For Oliver, the organization has a personal connection because she said as a child, she spent time learning and playing at the club in her hometown.
“I’m a product of the Boys and Girls Club of the Wiregrass,” Oliver said. “I spent a great deal of my childhood learning and playing at the club in Dothan, Alabama.”
Oliver said she sees the club’s motto — “Bright Futures, Start Here” — in action.
“As a volunteer I see it firsthand as I assist students with homework and listen to their hopes and dreams,” she said. “It’s truly a special place.”
Oliver said that Homecoming is a way for everyone to join together as one Trojan family.
“Regardless of where you’re from, your religious views, your major, or what organizations you’re in, we are all Trojans,” Oliver said. “This amazing university is what brings us together, and I believe that’s what makes us Trojans one and all.”
Jordyn Elston, a senior broadcast journalism major from Birmingham, was nominated by Alpha Phi Alpha Fraternity Inc. and is supporting “Happily Ever After,” a reading program she founded at Troy Elementary.
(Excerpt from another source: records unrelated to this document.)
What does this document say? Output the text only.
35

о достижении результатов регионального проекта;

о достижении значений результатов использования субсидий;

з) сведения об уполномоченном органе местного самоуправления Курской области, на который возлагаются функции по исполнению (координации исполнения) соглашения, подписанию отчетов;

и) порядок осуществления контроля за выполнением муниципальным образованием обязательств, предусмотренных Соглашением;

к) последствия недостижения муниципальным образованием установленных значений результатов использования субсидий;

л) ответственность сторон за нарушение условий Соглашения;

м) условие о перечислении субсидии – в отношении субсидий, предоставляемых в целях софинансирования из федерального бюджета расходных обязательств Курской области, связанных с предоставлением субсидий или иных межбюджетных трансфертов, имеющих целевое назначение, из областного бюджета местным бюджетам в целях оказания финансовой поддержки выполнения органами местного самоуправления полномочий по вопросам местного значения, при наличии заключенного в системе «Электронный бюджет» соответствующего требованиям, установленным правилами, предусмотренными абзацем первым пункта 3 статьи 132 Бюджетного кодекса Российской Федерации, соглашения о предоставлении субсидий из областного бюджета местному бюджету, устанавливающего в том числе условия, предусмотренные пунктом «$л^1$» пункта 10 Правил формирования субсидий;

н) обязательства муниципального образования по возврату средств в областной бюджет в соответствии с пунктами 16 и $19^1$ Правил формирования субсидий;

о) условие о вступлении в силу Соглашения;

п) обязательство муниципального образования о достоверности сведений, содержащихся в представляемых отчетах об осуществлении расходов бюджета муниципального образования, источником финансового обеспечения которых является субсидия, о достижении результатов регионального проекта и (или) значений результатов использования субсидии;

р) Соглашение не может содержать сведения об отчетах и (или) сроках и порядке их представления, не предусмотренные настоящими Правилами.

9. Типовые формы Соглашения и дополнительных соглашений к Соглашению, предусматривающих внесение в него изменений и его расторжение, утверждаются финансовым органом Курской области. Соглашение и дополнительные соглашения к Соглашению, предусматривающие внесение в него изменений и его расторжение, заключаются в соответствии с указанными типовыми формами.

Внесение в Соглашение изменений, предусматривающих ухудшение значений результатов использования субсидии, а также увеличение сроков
After working with the Pike County Boys and Girls Club, Elston said she saw a need for providing academic help to students.
“I realized how many Troy residents were living below the poverty line and that those parents didn’t have time to come home from work every day and work with their students making sure they had the academic help that they needed,” Elston said.
Elston said she is thankful for Troy because it has made her into the woman she is today and said she is leaving her mark on Troy.
“Through volunteering and being a part of so many different organizations, I feel like I have been able to leave my mark, and that is so special to me,” Elston said. “I sometimes say I bleed cardinal and sweet tea, so this is just my home away from home.”
Symone Shaw, a senior hospitality, sport and tourism major from Homewood, was nominated by FarmHouse Fraternity and is supporting Suicide Awareness Voice of Education, an organization dedicated to the prevention of suicide through educating communities, raising public awareness, and providing every person with the right tools needed to help save the lives of those affected by depression and suicide.
“I chose this platform because my family has personally been affected by suicide and depression, and I feel as if there is not enough information publicized about this serious issue,” Shaw said.
Shaw said she is honored to represent Troy because she represents the student athletes at Troy, the Greek system, as well as minorities. She is excited to see the changes that Troy will go through in the future.